GÖRÜNTÜLEME TEKNİKLERİ:

Üst üriner sistem görüntülemesi nörojenik idrar kaçırmalar dışında gerekli değildir.

Görüntüleme endikasyonları:

-Nörojen İK. ,renal hasar riski

-Kronik retansiyonlu İK.(Taşma tipi idrar kaçırma)

-Üst üriner sistem anomalilerine bağlı ekstra üretral İK. Şüphesi.

İDRAR KAÇIRMA TEDAVİLERİ:

Sıkışma tipi idrar kaçırmada:

1- Mesane eğitimi ve egzersizler

2-Ağızdan alınan mesane gevşetici ilaçlar.

3-Mesane içi uygulanan ilaçlar (botox vb.)

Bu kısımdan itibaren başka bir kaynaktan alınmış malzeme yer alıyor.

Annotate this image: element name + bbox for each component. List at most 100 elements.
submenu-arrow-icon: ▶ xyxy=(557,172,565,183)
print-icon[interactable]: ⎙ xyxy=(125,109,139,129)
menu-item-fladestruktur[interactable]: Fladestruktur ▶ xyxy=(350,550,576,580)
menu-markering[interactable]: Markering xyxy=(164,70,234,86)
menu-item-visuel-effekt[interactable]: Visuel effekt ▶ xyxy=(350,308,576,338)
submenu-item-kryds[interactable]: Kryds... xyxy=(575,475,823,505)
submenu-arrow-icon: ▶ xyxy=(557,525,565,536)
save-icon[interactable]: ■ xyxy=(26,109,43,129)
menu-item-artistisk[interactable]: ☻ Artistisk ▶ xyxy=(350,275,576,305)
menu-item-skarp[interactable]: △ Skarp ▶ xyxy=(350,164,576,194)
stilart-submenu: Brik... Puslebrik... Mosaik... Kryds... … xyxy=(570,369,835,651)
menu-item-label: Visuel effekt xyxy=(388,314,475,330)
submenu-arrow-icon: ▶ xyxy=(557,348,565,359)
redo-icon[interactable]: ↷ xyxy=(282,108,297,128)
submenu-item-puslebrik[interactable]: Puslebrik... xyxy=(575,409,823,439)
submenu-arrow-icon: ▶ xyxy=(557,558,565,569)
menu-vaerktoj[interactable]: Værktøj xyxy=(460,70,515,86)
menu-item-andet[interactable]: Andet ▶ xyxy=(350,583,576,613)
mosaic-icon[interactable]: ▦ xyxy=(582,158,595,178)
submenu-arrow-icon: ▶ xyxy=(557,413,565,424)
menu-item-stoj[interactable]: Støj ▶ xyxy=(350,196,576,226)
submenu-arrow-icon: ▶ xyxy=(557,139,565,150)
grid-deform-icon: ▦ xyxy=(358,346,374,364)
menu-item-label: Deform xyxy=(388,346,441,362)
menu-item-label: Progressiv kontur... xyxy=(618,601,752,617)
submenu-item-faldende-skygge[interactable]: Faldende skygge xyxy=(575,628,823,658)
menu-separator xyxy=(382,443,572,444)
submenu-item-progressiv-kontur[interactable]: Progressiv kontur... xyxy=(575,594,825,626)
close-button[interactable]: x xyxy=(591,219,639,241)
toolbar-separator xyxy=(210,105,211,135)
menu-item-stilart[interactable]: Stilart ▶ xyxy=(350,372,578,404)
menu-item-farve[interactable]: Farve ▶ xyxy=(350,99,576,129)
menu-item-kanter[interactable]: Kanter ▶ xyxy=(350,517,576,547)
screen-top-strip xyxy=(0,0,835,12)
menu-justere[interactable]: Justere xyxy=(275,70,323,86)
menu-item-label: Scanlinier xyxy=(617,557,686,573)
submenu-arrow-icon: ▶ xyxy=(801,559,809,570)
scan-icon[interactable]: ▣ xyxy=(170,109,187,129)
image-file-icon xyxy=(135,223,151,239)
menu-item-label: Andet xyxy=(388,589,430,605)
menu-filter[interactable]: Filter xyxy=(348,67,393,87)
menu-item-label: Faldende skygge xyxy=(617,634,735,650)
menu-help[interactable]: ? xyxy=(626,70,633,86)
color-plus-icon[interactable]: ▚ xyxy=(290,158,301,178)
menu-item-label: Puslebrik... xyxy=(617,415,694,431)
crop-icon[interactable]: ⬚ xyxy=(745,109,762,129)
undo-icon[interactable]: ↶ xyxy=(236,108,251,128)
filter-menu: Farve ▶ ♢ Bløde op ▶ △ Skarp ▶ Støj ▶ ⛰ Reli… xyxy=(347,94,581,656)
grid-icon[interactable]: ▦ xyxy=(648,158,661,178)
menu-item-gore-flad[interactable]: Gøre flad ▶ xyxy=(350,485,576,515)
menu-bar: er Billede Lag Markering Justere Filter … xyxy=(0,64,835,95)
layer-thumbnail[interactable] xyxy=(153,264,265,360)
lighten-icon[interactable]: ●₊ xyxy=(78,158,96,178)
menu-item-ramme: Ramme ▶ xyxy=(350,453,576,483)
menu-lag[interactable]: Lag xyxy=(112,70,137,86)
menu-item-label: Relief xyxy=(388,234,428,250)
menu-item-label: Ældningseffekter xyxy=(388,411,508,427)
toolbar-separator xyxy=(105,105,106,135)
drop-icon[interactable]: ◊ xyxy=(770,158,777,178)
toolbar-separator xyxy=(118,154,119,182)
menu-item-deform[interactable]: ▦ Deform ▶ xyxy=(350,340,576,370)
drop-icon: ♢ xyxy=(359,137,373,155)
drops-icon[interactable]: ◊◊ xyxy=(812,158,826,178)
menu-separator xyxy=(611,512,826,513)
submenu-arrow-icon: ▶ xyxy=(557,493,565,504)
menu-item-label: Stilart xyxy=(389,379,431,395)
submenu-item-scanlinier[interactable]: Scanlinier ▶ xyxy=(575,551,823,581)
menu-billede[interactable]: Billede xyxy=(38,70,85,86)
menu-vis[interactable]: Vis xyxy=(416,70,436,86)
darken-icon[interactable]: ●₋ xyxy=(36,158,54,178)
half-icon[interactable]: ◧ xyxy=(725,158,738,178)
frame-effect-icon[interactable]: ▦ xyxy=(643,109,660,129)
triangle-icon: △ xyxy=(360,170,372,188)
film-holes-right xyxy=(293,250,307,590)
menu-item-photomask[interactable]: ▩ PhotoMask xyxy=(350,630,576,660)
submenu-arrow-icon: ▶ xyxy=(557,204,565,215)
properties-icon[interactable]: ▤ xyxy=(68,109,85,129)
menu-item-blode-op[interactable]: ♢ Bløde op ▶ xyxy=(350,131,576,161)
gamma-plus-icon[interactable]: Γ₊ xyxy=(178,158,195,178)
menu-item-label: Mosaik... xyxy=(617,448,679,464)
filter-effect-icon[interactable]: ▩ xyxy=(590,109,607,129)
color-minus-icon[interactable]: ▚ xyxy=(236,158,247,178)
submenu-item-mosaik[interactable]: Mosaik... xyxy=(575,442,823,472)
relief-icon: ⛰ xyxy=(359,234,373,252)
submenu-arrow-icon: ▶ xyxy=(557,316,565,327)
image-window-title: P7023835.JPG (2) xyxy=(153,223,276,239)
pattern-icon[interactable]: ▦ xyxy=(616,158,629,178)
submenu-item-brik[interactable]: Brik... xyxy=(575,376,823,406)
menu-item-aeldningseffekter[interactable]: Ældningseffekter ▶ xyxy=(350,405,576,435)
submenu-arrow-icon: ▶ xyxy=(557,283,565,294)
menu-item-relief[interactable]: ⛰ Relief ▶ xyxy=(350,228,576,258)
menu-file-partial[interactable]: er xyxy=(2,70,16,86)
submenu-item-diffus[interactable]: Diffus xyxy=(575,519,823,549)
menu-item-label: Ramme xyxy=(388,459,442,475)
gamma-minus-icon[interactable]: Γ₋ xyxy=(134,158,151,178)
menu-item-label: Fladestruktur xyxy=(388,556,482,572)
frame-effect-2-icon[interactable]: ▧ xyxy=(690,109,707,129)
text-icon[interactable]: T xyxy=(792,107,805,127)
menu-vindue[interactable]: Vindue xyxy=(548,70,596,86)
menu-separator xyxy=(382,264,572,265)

Stress Tipi idrar kaçırmada:

1-Hafif tiplerinde pelvik taban egzersizleri

2-orta ve ileri dercede ise üretraya uygulanan askı ameliyatları.

 

 

 


Sayfa içeriği sadece bilgilendirme amaçlıdır, tanı ve tedavi için mutlaka doktorunuza başvurunuz.